実際に、就活を通して出会った現役社員や内定者たちは、世間一般の基準からすると美男美女の部類に入る人が多かった。
だからこそ、東京に行けばもっともっと華やかで輝かしい社会人生活が待っていると、素直に信じていたのだ。美咲はすっかり浮かれていた。

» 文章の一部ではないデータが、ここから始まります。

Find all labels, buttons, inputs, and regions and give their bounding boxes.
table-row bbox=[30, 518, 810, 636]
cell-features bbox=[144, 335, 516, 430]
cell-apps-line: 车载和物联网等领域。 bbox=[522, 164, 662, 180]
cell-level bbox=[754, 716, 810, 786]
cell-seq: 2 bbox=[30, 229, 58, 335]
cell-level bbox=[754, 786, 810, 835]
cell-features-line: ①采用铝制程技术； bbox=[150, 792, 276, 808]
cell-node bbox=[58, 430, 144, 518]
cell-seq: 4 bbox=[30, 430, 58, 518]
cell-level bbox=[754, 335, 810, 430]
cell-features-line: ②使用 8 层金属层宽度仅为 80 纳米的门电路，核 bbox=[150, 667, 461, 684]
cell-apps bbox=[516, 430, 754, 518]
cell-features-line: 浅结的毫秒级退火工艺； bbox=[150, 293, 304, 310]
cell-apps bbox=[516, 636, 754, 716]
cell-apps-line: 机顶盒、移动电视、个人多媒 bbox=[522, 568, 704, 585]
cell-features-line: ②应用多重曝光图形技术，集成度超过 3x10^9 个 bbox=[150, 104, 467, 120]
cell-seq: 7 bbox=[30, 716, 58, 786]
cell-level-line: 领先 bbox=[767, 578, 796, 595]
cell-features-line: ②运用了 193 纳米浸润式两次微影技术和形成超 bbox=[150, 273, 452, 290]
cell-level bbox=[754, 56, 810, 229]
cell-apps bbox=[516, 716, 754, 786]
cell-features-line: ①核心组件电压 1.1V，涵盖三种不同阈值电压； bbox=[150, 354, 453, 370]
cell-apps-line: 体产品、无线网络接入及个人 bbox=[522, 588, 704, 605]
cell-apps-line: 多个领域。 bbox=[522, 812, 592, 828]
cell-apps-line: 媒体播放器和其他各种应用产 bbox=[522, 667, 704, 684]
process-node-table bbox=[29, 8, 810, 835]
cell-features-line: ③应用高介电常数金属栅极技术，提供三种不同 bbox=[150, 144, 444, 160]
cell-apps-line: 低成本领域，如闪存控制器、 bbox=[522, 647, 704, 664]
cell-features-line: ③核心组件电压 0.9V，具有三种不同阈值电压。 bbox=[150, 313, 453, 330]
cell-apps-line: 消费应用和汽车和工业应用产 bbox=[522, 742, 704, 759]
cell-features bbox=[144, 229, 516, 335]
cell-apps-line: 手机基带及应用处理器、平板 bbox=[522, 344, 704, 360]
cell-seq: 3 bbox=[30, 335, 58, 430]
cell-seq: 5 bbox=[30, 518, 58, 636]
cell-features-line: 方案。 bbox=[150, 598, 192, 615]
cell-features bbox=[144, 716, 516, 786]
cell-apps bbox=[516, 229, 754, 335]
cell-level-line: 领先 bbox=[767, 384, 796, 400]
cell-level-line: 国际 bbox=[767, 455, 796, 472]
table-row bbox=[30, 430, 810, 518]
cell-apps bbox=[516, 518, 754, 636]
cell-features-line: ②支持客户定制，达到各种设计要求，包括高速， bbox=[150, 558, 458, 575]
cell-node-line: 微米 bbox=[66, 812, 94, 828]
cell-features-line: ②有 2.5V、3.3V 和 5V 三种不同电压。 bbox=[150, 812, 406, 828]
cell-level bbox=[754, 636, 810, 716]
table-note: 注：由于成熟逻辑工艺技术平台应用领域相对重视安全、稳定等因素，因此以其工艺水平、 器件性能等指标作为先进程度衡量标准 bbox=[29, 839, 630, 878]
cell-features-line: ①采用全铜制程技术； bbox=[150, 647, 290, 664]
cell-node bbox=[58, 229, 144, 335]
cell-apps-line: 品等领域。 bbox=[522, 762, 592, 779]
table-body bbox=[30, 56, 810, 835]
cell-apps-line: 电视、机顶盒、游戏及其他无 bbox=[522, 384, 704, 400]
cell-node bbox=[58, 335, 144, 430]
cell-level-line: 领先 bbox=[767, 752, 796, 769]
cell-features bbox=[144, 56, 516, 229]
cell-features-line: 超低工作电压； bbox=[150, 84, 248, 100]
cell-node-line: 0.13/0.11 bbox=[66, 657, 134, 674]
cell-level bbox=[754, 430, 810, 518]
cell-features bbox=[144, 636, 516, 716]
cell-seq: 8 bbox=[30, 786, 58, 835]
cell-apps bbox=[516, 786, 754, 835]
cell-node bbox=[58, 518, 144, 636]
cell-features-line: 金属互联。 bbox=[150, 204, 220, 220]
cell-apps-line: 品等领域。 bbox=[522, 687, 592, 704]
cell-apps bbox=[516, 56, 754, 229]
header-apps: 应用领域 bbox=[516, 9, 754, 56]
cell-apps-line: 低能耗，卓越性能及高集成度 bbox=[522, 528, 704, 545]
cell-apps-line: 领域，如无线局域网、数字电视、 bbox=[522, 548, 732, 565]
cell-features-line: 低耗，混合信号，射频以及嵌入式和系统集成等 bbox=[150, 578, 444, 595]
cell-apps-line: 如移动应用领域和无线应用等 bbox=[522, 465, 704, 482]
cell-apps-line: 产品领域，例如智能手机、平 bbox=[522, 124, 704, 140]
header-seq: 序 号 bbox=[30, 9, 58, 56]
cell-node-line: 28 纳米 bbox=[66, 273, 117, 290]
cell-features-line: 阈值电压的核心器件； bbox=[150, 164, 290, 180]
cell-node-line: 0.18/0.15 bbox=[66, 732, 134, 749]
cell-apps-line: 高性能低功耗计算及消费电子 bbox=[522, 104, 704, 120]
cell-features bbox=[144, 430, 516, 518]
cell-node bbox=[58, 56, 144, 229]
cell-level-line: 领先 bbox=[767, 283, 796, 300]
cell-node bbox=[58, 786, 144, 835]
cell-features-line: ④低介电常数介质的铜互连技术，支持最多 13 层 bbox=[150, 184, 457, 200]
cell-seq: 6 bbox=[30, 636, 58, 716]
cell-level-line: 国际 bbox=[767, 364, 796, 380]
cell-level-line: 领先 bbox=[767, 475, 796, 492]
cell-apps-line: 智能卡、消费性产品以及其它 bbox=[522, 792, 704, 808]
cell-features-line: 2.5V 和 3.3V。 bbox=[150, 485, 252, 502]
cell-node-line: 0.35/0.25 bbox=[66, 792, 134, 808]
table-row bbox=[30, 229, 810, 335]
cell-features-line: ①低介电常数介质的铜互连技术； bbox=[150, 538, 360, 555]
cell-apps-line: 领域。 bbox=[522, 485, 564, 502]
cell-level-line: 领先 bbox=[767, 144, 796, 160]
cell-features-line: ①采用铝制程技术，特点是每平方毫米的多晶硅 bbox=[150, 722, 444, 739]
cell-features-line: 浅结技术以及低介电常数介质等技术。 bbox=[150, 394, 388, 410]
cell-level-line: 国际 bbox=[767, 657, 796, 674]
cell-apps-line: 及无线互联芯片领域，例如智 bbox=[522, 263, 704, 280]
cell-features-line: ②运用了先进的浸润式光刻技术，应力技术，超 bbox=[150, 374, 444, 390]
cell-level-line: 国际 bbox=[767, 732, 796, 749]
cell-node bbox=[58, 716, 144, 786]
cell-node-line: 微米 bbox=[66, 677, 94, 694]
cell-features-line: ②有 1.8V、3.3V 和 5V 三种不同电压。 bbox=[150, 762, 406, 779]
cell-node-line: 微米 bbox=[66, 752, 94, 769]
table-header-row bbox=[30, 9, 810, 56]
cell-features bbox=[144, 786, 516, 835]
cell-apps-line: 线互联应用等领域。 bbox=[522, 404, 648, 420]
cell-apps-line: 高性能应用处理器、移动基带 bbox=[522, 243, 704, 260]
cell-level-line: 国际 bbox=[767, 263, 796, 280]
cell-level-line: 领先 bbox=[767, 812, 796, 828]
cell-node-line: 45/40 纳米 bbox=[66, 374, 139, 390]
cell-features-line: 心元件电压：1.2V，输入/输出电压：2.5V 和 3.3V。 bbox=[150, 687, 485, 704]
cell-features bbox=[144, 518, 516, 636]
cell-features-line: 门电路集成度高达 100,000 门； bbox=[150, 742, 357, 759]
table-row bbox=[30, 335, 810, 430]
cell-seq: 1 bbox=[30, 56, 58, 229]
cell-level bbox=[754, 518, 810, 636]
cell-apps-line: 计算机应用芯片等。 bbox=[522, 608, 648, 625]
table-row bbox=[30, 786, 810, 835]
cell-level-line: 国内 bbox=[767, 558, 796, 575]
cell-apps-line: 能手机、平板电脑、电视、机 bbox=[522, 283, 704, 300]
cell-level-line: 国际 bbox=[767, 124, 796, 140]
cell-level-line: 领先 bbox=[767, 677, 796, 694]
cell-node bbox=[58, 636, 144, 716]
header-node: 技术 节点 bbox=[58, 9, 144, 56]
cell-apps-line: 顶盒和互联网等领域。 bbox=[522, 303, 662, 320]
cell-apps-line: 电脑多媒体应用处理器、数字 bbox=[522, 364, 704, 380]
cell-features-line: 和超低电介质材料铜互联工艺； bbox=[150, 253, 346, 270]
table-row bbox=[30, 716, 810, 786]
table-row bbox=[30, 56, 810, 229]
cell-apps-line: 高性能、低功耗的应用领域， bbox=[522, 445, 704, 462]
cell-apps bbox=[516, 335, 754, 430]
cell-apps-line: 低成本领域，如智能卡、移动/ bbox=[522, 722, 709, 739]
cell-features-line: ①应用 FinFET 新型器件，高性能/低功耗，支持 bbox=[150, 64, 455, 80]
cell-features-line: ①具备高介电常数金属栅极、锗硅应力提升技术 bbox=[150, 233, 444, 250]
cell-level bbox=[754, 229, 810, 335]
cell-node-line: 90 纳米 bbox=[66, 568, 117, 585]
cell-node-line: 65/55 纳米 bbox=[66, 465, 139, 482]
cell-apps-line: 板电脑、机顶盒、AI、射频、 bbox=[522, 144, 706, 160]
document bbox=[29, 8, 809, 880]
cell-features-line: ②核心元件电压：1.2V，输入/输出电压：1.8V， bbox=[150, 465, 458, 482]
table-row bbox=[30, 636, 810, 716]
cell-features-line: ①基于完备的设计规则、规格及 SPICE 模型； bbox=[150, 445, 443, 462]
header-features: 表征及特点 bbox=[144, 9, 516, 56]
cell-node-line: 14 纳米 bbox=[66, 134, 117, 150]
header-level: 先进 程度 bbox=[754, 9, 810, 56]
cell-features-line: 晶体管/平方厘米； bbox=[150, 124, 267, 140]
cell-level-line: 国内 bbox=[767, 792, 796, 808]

―キラキラしたOLになって、素敵な彼氏が出来たりして…!
いよいよ明日は、東京に旅立つ日だ。
自分で決めたこととはいえ、やはり実家で過ごす最終日の夕食は寂しさがこみ上げてくる。
「辛くなったら、いつでも帰って来いよ」
いつも美咲のやることには意見すらしない父が、そんな風に言うとは思っていなかったため、思わず泣きそうになる。その顔を必死に隠しながら、美咲は早めにベッドに入った。